C'est le désordre où l'on tombe nécessairement, en abandonnant le principe et en s'éloignant de la route. Pour n'avoir pas voulu voir ce qui est plus clair que le jour, que les chapitres XVII et XVIII ne sont qu'un même événement, et que la chute de Rome avec le démembrement de son empire en font partout le sujet, les ministres ont tout confondu. Ils trouvent l'Eglise romaine où saint Jean déclare lui-même qu'il ne présente à nos yeux que la ville et son empire ; ils trouvent de nouveaux rois amis de Rome, et ensuite ses ennemis , où saint Jean ne connaît que ceux qui en effet l'ont détruite au cinquième siècle ; ils trouvent la naissance de l'Antéchrist dans un lieu où il n'y en a pas une seule parole ; et pour tout comprendre en un mot, ils trouvent une chute de Rome distincte de celle où ils reconnaissent eux-mêmes la dissipation de son empire : ils arrachent les passages de toute leur suite ; ils mettent en pièces l'Ecriture, et leur système n'est autre chose qu'une éternelle profanation de cette sainte parole.

 

XXII. — Illusion sur l'explication du chapitre un, et sur la seconde bête qui y est représentée.

 

Ainsi la première bête des protestants, avec leurs prétendus sept gouvernements, dont le dernier est celui du Pape et les dix rois ennemis qui devaient détruire l'Eglise romaine, est un amas de contradictions et d'impossibilités. Mais le personnage qu'ils font faire à celle que saint Jean appelle l’autre bête (1), n'est pas moins absurde. La dernière tête de la première bête était le Pape, dans lequel ressuscitait l'Empire romain blessé à mort. La seconde bête, c'est encore le Pape qui fait adorer la première bête ressuscitée, c'est-à-dire toujours le Pape.
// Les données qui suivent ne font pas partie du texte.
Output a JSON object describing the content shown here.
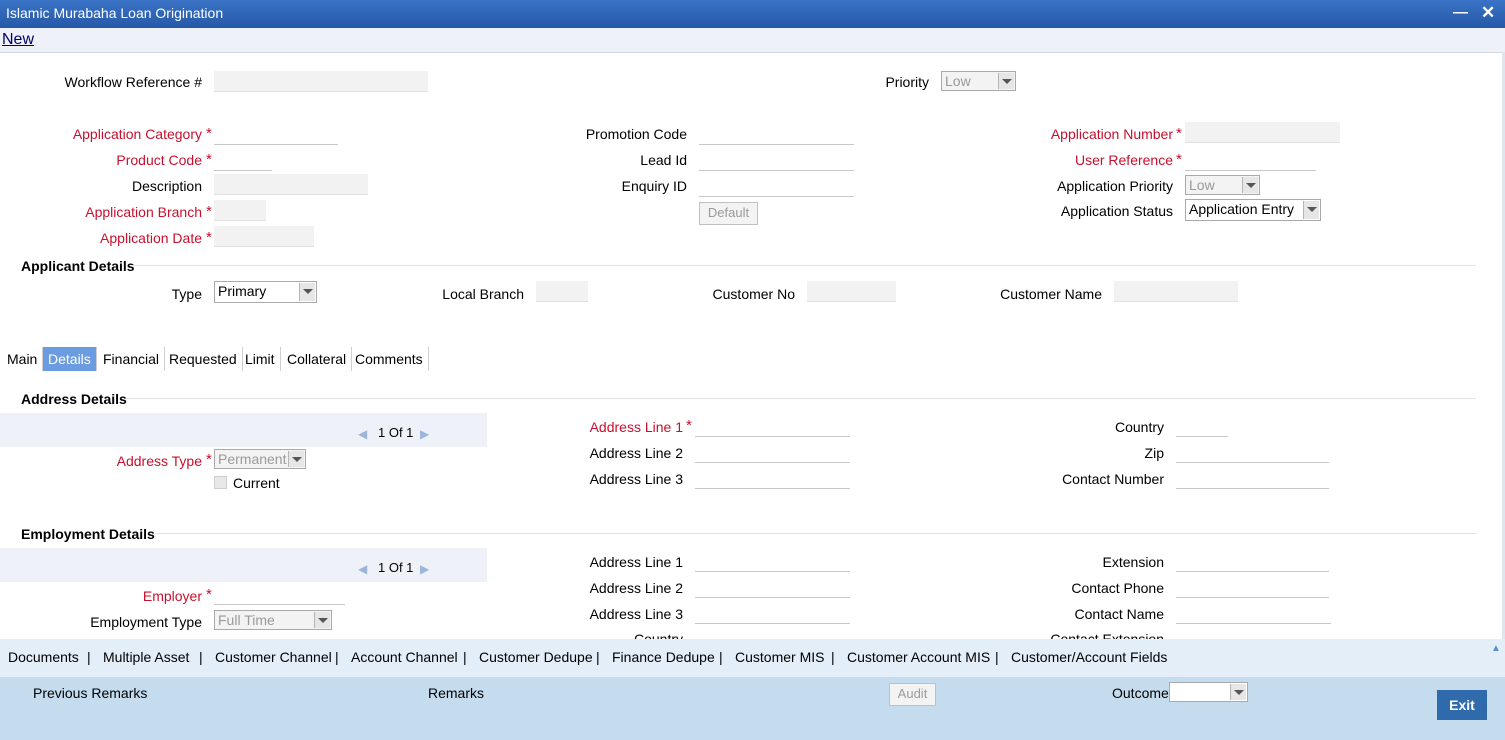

Cette bête qui fait adorer la première bête, en fait encore adorer l'image ; et cette image c'est encore le Pape qui n'est pas un vrai empereur, mais un empereur dont l'empire est imaginaire : c'est de quoi sont pleins tous les livres des interprètes protestants (2). Ainsi cette autre bête, c'est la même

 

1 Apoc., XIII, 11,12. — J Dumoulin, Joseph Mode et Jurieu, sur ces passages de l’Apocalypse.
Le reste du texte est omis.